How to parse and extract named entity in BIO format from these conllu files ?

UniversalDependencies / UD_Spanish-AnCora

Spanish data from the AnCora corpus.

Other

28 stars 5 forks source link

How to parse and extract named entity in BIO format from these conllu files ? #10

Closed thangld201 closed 1 month ago

thangld201 commented 1 month ago

Hi @dan-zeman, thank you very much for the works!

I am figuring out how to parse these conllu files and extract annotated named entities from these, as per the conll2003 BIO format. The main hurdle is I do not know when an entity starts and ends in this conllu format, I found beginning and enclosing brackets '(' & ')' to be quite misleading (or are there multiple layer of nested entities ?).

Would really appreciate it if you can help!

martinpopel commented 1 month ago

According to README.md, the Entity annotations are in the CorefUD 1.0 format, which is also documented at the UD web. Mentions can be nested and discontinuous, in this format (although I don't see any discontinuous mentions in this Spanish AnCora treebank), so it is highly recommended to use existing APIs for parsing (and serialization) instead of implementing your own.

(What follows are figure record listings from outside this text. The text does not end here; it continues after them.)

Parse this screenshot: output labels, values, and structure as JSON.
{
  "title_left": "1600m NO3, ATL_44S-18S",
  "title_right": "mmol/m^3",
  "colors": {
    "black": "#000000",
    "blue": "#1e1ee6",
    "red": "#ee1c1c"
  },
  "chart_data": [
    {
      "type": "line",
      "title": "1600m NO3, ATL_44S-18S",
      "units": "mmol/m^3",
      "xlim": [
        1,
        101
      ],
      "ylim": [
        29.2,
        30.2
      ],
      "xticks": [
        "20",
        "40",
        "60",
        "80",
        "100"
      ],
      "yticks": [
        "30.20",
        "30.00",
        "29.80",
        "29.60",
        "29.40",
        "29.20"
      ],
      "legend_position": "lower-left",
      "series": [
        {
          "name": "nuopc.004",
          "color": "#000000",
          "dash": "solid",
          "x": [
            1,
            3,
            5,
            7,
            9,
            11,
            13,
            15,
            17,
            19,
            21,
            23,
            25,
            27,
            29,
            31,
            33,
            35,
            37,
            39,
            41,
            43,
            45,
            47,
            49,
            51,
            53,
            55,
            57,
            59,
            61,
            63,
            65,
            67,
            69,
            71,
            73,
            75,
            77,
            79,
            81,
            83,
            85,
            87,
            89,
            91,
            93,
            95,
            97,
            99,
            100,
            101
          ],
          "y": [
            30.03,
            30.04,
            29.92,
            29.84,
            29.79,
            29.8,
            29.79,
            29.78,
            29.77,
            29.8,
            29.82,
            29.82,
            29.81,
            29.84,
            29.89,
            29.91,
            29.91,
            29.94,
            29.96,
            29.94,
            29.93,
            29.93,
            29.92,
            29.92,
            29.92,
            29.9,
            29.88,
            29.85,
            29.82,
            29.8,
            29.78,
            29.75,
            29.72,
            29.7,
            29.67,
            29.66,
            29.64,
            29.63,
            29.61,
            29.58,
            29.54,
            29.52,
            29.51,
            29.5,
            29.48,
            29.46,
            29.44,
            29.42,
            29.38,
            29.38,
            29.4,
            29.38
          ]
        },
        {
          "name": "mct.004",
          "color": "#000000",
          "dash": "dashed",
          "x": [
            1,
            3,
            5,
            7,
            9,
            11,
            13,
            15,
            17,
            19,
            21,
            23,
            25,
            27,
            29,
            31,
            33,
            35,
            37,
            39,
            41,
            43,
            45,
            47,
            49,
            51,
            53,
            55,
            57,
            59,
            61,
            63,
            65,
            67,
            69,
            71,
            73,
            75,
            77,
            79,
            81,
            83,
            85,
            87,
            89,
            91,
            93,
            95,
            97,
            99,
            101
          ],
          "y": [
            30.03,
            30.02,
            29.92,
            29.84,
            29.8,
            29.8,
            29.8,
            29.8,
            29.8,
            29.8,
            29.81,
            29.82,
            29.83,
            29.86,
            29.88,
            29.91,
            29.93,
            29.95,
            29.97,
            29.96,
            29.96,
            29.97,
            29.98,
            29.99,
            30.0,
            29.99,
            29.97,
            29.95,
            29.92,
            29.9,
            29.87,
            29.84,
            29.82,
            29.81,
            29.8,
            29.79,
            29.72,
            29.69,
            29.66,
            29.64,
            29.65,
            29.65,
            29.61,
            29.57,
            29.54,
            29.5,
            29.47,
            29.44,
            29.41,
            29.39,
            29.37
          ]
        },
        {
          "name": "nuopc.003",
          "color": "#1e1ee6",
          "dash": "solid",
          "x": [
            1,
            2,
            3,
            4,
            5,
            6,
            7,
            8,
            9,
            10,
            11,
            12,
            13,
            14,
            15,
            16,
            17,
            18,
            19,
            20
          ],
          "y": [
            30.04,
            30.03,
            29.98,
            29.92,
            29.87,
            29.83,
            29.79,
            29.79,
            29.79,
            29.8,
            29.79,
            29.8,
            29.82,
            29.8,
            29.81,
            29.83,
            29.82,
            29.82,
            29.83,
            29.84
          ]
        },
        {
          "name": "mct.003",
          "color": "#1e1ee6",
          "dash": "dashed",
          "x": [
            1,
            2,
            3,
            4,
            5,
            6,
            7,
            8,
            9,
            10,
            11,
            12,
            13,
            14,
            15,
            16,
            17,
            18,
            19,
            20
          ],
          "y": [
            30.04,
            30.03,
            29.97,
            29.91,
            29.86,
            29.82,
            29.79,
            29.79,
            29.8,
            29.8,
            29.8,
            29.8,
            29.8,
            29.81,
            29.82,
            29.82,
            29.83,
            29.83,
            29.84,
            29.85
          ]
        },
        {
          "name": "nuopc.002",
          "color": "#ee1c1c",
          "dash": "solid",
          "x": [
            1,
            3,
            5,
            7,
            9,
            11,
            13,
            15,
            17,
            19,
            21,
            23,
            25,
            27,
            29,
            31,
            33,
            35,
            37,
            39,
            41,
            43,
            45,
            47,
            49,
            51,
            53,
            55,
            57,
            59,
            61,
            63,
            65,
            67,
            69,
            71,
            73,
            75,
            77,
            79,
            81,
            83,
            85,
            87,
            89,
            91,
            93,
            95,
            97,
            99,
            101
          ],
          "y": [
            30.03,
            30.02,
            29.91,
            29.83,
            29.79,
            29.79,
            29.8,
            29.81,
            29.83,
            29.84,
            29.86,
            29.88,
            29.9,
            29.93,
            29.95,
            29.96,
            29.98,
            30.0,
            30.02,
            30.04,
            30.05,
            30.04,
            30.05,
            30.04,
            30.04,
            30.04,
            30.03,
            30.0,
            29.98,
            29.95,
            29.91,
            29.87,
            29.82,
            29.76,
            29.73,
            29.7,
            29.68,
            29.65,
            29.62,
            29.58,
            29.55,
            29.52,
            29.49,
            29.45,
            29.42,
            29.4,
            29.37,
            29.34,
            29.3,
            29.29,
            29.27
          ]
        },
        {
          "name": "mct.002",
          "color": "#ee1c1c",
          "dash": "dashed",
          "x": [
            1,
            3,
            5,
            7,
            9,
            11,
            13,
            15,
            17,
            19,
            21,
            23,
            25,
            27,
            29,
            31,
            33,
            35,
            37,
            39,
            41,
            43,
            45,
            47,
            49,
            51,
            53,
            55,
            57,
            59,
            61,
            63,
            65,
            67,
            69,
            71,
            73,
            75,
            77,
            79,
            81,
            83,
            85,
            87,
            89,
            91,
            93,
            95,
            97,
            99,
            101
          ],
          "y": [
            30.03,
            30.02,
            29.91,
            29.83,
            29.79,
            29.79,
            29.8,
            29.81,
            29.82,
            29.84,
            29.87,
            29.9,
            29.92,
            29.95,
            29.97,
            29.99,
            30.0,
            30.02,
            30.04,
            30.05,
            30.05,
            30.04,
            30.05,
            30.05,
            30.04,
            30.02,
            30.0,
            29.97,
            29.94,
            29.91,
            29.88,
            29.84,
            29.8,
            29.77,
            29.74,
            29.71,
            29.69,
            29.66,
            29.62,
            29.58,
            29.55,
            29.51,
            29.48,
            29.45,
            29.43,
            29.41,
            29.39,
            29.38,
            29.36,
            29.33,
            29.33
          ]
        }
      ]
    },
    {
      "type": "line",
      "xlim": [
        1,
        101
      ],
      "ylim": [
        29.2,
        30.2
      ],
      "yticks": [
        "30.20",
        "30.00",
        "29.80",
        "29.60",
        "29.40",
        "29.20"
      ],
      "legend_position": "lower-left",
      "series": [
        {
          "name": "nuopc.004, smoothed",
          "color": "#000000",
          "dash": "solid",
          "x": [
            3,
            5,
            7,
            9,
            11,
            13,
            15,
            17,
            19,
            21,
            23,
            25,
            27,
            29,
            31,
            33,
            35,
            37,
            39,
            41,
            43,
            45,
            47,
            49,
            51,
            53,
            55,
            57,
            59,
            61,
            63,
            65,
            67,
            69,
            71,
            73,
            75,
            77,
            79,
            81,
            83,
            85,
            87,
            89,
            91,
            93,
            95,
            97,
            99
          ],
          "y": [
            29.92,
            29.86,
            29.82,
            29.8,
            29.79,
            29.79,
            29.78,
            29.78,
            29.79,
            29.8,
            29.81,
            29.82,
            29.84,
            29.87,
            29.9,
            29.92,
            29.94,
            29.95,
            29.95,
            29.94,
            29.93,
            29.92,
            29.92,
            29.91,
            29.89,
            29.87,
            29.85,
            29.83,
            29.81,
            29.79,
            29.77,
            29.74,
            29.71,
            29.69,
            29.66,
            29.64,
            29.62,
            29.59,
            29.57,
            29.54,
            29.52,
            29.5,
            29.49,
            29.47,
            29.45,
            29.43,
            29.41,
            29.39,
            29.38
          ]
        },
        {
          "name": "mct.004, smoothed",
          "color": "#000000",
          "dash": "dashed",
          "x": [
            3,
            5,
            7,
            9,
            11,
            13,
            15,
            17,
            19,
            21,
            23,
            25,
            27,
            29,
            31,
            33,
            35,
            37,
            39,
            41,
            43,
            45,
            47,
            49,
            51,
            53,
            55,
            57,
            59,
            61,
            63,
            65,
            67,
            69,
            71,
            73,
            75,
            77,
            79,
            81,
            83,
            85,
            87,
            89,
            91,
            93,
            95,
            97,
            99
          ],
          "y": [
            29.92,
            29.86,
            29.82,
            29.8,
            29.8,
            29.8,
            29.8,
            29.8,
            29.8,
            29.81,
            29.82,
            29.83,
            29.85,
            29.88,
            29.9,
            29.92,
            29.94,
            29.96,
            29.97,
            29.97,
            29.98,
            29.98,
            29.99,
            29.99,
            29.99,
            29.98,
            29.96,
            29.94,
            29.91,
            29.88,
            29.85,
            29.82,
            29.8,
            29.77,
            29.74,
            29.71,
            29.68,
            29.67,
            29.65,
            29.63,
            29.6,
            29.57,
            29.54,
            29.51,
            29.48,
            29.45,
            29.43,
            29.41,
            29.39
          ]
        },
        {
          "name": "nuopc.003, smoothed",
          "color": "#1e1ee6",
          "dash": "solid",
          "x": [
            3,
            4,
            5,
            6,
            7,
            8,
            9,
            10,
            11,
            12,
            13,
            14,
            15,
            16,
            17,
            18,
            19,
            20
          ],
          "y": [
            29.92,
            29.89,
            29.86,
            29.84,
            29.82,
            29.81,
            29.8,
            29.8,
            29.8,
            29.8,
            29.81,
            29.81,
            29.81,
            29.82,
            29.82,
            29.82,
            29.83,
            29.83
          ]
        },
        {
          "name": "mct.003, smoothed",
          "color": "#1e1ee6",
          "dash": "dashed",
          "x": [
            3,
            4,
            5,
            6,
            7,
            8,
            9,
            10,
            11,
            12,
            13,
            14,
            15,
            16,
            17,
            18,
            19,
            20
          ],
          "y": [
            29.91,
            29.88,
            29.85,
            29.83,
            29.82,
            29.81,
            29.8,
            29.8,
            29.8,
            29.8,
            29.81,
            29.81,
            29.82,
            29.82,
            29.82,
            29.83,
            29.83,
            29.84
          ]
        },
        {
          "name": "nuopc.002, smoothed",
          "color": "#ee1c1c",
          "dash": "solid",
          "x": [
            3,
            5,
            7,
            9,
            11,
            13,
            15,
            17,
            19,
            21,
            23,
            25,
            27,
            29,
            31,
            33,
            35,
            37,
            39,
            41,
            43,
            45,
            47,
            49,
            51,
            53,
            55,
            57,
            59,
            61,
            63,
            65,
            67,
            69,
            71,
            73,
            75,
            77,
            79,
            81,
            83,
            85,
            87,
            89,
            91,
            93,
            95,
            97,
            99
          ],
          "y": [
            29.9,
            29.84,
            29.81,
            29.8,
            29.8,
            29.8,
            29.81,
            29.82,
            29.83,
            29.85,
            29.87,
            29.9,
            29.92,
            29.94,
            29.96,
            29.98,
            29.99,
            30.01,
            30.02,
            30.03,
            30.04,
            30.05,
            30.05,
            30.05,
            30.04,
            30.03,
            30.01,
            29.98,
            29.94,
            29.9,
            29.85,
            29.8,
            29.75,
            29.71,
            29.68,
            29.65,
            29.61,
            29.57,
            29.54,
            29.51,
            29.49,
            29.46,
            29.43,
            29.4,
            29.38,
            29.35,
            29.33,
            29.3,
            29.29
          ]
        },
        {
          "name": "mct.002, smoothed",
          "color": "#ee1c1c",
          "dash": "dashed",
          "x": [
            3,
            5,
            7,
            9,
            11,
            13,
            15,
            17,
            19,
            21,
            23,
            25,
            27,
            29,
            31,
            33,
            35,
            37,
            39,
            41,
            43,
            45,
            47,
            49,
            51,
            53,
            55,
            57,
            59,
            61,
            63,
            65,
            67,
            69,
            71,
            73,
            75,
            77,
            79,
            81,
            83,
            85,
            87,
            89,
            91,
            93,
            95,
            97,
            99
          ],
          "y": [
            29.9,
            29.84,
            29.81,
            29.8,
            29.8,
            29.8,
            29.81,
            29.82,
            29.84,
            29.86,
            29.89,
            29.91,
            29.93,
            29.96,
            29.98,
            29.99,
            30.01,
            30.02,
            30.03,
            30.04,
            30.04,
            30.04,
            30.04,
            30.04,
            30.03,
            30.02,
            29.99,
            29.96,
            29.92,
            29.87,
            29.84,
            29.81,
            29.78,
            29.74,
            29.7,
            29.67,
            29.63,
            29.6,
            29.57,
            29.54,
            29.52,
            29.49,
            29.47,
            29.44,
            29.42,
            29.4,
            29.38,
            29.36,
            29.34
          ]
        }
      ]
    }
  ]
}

See https://ufal.mff.cuni.cz/corefud/crac24#data-api (I am the author of the Udapi API.)

dan-zeman commented 1 month ago

Yes, the entities in AnCora are in the CorefUD format and they can be processed using Udapi. Entities can be nested and the BIO format cannot express that, so I would avoid the format whenever possible (that is, unless I need to use a tool that requires that format).